Cardinale Robert Sarah e Arcivescovo Arthur Roche, Prefetto e Secretario della Congregazione per il Culto Divino e la Disciplina dei Sacramenti, per far fronte all’emergenza Sars-CoV-2 il 19 marzo 2020 hanno firmato un “Decreto in tempo di Covid-19″, per mandato dal Sommo Pontefice “pro hoc tantum anno 2020″, riguardante la celebrazione del Triduo Pasquale 2020.
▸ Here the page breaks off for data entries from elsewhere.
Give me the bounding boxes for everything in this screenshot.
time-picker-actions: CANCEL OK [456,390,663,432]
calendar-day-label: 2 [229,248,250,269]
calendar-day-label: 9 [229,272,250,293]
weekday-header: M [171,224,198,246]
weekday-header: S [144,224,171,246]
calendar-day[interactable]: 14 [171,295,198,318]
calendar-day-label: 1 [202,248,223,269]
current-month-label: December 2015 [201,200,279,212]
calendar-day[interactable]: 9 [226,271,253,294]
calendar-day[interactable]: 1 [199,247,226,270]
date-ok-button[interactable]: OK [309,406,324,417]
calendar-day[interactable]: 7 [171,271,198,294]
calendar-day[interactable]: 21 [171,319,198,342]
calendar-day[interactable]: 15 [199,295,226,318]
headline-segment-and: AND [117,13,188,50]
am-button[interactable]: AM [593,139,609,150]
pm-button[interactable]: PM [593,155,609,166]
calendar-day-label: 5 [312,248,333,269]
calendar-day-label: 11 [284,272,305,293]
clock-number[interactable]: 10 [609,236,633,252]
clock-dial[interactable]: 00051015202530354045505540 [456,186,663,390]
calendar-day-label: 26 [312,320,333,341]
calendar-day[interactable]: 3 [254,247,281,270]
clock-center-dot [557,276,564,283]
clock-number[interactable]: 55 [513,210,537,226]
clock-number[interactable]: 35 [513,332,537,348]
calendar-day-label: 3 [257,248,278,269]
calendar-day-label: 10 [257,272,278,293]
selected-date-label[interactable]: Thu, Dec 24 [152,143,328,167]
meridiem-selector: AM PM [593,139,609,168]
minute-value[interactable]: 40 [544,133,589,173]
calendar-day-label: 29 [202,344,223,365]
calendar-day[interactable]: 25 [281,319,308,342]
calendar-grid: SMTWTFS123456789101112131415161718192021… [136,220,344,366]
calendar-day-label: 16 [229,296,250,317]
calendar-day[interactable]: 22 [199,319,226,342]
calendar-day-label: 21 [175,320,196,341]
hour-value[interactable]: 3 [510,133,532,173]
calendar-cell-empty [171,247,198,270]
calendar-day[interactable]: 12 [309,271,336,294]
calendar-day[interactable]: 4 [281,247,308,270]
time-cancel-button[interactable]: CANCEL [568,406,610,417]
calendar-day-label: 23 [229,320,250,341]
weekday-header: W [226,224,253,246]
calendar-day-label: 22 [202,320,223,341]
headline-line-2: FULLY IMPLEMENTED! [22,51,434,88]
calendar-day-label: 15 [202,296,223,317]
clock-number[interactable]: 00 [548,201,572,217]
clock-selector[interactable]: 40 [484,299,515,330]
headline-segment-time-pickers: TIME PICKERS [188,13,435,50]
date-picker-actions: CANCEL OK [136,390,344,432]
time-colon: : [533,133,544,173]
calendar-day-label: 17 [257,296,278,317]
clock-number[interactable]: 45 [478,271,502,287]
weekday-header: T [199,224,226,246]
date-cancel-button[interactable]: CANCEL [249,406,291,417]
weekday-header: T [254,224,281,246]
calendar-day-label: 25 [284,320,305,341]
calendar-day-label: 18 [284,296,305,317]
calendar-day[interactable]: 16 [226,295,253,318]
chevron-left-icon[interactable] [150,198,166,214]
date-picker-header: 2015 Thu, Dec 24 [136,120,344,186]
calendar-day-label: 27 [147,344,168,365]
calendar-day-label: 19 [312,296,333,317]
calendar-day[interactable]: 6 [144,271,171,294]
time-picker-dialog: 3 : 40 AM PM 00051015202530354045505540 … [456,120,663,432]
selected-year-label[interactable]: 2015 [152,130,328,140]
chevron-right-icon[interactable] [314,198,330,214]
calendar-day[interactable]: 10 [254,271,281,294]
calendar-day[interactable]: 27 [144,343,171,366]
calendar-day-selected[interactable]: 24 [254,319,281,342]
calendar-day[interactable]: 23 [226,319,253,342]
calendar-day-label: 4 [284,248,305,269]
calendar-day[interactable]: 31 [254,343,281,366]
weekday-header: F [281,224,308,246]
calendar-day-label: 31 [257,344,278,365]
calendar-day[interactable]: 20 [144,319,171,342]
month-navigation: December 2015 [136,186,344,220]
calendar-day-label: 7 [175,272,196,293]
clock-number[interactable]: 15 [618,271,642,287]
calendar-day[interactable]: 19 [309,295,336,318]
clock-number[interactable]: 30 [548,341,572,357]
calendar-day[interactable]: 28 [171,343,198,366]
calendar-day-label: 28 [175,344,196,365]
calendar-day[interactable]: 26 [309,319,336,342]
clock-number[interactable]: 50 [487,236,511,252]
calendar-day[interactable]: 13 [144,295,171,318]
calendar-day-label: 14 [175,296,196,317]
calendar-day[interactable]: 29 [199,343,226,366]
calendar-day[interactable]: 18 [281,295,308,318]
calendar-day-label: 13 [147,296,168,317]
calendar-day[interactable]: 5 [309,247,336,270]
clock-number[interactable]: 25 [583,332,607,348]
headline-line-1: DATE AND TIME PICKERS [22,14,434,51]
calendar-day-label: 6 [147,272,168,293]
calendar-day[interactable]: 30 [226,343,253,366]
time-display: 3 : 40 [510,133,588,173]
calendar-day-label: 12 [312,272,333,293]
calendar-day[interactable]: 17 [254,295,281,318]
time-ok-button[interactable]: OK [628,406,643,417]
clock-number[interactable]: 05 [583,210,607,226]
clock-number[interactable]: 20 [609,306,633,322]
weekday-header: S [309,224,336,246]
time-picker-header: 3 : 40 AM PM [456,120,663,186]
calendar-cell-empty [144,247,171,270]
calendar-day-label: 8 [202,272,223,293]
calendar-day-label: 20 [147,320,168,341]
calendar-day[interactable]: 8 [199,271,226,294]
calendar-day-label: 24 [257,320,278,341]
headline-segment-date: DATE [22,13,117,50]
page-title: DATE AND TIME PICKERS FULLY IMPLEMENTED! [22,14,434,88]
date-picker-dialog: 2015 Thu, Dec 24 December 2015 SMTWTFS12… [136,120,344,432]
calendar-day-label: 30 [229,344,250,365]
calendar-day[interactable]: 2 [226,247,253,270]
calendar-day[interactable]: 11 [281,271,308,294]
In concreto hanno disposto:
– La Messa crismale del Giovedì Santo può essere rimandata dal vescovo diocesano ad altra data.
– La Messa in Coena Domini può essere concelebrata dai sacerdoti nelle diverse chiese parrocchiali senza la presenza dei fedeli, omesse la lavanda dei piedi e la processione del Santissimo Sacramento che andrà riposto nel tabernacolo.
– Il Venerdì Santo può essere celebrata la Passione del Signore senza la presenza dei fedeli.
– Per la Veglia pasquale e la Domenica di Pasqua valgono le stesse disposizioni. Viene omessa l’accensione del fuoco e la processione iniziale. Previsto solo il rinnovo delle promesse battesimali.

Per monasteri, seminari, comunità religiose decide il Vescovo.

Le espressioni di pietà popolare e le processioni che arricchiscono i giorni della Settimana Santa e del Triduum Pasquale, secondo il giudizio del vescovo diocesano, potranno essere trasferiti ad altri giorni convenienti, per es. il 14 e 15 settembre.

Le celebrazioni di Pasqua a porte chiuse verranno trasmesse in streaming per i fedeli in tutto il Paese.